Most people will never put themselves in a position to feel fear, even some seemingly tough guys will simply never go into a fight they can lose. Last minute excuses, mysterious emergencies and injury. The fear can feel overwhelming, the pressure unable to bear.

I’m blessed to have truly awesome training partners, supportive friends and colleagues, and a wife who is fighting right along side me on her own journey. The support structure we operate within is key. I want to be surrounded by people who support me, who build me up, who challenge and drive me. Life is short, time is at a premium, I have none to waste. These support structures allow us to expose ourselves over and over to ever increasing levels of pressure in a healthy, positive manner. That might be our shooting buddies, it may be our belief structure, it may be our teachers and family, it most certainly should be all of the above. Like a pyramid, the wider the base, the higher the pinnacle.

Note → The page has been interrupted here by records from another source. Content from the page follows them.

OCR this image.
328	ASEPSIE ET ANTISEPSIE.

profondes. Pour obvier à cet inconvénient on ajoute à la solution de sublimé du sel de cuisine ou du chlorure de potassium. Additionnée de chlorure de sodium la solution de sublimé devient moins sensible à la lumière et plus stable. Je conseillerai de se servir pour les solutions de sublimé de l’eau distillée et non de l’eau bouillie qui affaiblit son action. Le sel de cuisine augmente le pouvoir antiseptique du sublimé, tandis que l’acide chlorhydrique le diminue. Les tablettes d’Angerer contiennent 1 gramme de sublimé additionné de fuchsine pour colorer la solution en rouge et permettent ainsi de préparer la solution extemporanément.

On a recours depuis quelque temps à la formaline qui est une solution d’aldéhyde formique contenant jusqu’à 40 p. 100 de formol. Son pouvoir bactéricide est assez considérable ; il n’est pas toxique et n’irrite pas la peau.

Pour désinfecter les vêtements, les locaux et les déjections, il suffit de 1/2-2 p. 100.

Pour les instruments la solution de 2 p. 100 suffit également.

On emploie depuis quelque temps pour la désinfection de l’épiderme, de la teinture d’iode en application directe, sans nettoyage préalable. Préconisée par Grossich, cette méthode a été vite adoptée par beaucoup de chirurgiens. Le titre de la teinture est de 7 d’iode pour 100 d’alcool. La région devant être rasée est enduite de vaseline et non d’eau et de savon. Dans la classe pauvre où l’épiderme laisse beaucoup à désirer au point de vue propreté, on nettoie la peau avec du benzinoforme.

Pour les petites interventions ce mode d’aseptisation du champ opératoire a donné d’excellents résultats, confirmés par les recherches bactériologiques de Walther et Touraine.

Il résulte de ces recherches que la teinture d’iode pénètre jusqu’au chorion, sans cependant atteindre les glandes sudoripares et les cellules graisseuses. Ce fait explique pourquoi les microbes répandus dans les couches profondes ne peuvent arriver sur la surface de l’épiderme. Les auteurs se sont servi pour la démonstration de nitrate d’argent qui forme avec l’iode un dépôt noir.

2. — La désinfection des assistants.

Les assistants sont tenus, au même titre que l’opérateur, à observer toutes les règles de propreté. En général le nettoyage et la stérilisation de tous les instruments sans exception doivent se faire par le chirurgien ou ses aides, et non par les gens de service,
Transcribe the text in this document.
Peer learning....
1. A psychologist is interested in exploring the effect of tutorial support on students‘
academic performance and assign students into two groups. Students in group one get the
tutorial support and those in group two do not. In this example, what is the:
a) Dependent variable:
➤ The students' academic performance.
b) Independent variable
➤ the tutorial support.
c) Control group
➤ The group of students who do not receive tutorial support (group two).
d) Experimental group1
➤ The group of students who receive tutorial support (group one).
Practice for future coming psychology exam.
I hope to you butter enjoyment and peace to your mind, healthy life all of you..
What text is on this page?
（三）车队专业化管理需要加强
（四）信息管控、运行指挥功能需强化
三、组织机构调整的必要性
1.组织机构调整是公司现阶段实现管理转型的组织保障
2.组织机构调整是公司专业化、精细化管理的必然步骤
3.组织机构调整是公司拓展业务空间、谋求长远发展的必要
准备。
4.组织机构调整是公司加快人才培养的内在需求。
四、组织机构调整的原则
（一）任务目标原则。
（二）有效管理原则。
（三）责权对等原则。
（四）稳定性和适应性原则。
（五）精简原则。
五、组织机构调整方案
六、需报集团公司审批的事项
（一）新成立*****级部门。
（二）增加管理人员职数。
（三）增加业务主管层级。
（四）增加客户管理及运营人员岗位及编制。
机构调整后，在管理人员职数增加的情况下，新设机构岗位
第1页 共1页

I’ve backed out before. Felt overwhelmed and unable to continue. It would be easy to never expose myself to that kind of pressure again. I wouldn’t need to even make up an excuse. I could take up some sort of endeavor that wouldn’t threaten my ego. I could take the easy path. And I could spend what little time I have on an unremarkable existence with no pain or triumph never knowing what I could have experienced. Like the great poet once said, I aint going out like that.